Prime de partage de la valeur

Les employeurs peuvent verser une prime de partage de la valeur à tout ou partie de leurs salariés, le cas échéant selon des critères autorisés (rémunération, niveau de classification, présence effective pendant l’année écoulée, durée du travail, ancienneté dans l’entreprise) sur la base d’un accord collectif ou d’une décision unilatérale.

La prime bénéficie d’un régime d’exonération sociale et fiscale d’exception dans la limite de 3.000 euros (6.000 euros dans certains cas). Jusqu’à la fin 2023, et dans certaines limites, la prime est exonérée de CSG/CRDS et d’impôt sur le revenu pour les salariés payés moins de 3 SMIC.

Le versement peut être effectué en plusieurs fois, dans la limite d’un versement par trimestre.



Loi 2022-1158 du 16 août 2022, JO du 17 août 2022, de finances rectificative pour 2022 prévoyant la possibilité pour les salariés de monétiser leurs jours de repos.

La loi prévoit la possibilité pour les salariés, sous réserve de l’accord de l’employeur, de monétiser leurs journées ou demi-journées de repos acquises entre le 1er janvier 2022 et le 31 décembre 2025 en application :

− Soit d’un accord RTT antérieur à la loi n°2008-776 du 20 août 2008 maintenu ;

− Soit d’un accord d’aménagement du temps de travail sur une période inférieure à la semaine.

Les jours de repos non pris donnent alors lieu à une majoration de salaire correspondant a minima aux taux applicables aux heures supplémentaires, sans que cela s’impute sur le contingent y afférent.
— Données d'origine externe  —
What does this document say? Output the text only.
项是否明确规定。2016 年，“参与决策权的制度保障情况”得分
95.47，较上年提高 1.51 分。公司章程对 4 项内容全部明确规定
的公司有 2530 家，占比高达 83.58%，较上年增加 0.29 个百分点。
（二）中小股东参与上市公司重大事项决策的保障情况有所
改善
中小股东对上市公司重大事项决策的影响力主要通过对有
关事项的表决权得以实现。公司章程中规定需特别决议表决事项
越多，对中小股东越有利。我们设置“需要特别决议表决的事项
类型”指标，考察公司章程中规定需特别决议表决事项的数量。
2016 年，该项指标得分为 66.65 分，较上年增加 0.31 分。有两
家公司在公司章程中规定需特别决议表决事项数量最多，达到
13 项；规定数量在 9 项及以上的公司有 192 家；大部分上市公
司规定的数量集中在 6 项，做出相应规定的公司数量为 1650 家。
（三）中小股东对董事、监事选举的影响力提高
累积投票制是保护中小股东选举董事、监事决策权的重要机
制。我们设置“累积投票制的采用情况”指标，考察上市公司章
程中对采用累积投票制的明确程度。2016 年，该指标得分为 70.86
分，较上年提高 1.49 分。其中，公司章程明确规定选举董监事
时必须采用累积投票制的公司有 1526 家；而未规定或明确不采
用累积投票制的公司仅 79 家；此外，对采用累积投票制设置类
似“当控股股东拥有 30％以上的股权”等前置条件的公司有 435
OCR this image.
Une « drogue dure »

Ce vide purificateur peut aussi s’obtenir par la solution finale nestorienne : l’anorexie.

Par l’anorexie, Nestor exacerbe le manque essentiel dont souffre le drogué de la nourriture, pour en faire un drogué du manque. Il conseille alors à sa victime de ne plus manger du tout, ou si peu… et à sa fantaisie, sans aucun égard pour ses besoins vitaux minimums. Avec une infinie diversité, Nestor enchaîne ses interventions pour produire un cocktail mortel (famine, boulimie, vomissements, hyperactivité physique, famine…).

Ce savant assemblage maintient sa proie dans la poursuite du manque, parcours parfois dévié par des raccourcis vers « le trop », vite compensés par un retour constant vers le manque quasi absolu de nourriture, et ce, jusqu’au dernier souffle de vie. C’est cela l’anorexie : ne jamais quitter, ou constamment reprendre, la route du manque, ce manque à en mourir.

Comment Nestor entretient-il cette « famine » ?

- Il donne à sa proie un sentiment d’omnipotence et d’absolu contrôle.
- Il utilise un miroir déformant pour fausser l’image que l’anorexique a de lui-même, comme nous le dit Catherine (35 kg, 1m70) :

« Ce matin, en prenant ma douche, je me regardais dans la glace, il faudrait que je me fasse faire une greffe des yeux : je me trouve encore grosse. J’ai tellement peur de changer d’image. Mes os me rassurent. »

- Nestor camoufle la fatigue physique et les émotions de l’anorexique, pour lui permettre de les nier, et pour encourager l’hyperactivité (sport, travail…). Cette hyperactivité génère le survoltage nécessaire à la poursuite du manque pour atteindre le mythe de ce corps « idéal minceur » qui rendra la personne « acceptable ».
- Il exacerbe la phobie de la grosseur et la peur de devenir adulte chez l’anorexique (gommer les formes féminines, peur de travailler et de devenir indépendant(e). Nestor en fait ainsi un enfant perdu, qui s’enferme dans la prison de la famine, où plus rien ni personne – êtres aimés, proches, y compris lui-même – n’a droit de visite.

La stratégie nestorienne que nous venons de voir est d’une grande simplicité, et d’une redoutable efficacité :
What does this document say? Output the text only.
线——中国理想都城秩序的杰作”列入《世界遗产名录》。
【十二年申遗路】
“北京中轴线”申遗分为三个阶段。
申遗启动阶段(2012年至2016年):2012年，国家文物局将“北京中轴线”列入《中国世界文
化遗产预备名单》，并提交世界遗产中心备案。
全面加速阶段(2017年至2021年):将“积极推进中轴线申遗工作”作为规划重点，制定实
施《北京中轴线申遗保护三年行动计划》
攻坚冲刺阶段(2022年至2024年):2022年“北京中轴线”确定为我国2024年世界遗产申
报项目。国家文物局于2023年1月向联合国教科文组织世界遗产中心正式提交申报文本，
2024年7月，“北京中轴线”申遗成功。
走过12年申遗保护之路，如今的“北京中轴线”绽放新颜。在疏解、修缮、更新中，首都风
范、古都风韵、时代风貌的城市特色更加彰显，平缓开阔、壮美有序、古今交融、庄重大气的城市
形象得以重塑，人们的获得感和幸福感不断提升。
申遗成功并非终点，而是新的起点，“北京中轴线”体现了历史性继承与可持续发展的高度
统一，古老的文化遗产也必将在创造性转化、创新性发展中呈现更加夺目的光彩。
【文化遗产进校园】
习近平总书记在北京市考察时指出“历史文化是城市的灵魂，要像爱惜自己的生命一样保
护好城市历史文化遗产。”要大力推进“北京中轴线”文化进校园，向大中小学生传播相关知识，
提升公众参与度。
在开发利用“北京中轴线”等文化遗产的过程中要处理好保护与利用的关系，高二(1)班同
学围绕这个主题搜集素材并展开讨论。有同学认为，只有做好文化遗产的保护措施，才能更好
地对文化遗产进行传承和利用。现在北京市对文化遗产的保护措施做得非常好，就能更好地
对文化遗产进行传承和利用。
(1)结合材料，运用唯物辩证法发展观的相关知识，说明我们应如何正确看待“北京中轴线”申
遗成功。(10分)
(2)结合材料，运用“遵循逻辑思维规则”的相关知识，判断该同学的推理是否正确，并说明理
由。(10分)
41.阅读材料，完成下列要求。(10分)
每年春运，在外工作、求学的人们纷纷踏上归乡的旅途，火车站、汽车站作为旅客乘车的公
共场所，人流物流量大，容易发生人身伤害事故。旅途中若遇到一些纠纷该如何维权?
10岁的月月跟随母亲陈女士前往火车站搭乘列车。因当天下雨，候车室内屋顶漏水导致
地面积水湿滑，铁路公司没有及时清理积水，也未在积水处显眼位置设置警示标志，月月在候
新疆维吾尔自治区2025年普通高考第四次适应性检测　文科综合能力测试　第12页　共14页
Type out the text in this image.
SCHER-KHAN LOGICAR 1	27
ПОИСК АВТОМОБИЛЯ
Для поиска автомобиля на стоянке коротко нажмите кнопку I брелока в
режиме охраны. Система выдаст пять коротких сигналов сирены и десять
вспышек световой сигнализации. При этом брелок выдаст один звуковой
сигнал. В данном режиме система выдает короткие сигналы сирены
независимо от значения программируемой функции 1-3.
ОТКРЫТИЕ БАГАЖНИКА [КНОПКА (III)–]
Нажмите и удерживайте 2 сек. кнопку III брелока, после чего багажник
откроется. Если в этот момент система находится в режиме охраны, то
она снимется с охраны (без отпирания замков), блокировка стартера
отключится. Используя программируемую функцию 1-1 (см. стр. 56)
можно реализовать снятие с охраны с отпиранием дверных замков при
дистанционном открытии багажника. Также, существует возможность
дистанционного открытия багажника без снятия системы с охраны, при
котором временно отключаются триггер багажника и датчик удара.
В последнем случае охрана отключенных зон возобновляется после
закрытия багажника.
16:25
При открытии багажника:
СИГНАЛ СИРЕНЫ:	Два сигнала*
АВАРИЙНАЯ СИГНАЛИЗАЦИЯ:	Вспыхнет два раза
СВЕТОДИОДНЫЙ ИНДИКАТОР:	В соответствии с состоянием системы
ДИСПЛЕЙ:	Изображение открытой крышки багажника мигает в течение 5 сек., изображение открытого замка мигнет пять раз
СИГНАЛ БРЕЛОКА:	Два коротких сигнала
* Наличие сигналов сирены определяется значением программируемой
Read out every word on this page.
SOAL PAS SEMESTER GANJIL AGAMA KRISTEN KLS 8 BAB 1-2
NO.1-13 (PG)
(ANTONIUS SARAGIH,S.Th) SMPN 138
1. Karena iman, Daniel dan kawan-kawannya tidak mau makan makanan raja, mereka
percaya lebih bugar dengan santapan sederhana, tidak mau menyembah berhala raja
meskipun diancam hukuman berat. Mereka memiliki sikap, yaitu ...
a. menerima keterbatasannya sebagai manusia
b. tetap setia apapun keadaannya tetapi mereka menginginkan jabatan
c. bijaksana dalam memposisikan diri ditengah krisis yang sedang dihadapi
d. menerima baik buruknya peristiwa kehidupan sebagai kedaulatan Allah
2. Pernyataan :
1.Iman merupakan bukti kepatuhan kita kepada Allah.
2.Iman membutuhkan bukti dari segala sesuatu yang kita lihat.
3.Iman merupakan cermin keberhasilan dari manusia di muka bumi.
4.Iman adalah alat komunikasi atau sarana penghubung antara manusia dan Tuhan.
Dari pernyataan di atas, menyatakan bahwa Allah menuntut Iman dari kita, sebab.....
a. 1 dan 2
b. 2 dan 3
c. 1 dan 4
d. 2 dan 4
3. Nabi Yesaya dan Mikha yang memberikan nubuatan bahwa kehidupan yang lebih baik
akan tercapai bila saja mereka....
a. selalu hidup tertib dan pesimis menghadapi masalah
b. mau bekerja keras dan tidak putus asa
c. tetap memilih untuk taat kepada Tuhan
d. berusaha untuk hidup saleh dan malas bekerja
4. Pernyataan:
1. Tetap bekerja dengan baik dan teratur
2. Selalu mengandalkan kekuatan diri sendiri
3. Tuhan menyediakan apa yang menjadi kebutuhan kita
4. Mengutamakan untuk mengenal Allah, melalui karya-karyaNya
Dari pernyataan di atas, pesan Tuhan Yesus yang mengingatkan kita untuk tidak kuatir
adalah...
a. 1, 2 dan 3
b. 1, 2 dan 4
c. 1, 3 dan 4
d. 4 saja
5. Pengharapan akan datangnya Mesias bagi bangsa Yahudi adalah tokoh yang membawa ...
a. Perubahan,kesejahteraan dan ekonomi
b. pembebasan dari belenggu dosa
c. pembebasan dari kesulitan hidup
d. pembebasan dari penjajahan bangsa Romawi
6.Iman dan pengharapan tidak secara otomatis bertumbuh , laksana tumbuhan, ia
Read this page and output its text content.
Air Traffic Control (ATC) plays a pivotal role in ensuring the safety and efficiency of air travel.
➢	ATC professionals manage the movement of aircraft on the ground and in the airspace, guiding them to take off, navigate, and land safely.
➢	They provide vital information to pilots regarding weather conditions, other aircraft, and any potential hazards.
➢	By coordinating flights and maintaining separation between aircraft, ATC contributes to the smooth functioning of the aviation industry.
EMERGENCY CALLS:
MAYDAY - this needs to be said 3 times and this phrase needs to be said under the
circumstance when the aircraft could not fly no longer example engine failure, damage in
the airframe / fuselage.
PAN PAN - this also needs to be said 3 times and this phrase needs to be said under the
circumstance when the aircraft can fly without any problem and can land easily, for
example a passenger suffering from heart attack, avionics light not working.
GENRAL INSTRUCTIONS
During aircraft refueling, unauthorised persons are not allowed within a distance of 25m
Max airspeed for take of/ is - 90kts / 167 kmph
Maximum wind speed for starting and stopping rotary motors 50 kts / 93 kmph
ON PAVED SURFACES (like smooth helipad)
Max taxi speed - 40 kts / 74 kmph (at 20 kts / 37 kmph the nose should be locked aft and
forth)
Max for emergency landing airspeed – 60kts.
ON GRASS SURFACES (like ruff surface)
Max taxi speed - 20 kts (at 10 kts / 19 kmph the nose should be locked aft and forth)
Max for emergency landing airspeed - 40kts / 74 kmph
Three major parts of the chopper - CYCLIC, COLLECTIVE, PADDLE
Cette majoration suit également le régime social et fiscal des heures supplémentaires, notamment les allègements récemment décidés.

Ce dispositif instauré par la loi de finances rectificative pour 2022 ne concerne pas les salariés en forfait-jours, lesquels bénéficient par ailleurs d’un dispositif de renonciation à jours de repos qui leur est propre (L. 3121-59 C. trav.).



Protection sociale complémentaire : allongement du délai de mise en conformité des accords collectifs Boss, Protection sociale complémentaire, § 1430,1er sept. 2022.

Jusqu’à cette date, le caractère collectif du régime (qui est une des conditions du régime social de faveur prévu par la législation) ne sera pas remis en cause, si l’entreprise applique bien les règles du maintien des garanties en cas de suspension du contrat de travail et qu’elle peut en attester en cas de contrôle (Boss, protection sociale complémentaire § 1430, 1er sept.2022).



Foire aux questions publiée le 5 septembre 2022 par le Ministère de la Transition énergétique relative au forfait mobilités durables.

La loi 2022-1157 de finances rectificative du 16 août 2022 a augmenté le plafond d’exonération de cotisations sociales et d’impôt des frais pris en charge par l’employeur engagés par les salariés lorsqu’ils se rendent sur leur lieu de travail avec des modes de transport respectueux de l’écologie.

La foire aux questions apporte des précisions sur ce forfait mobilité durable, son montant, ses modalités de prise en charge, les modes de transports éligibles ainsi que les justificatifs à fournir.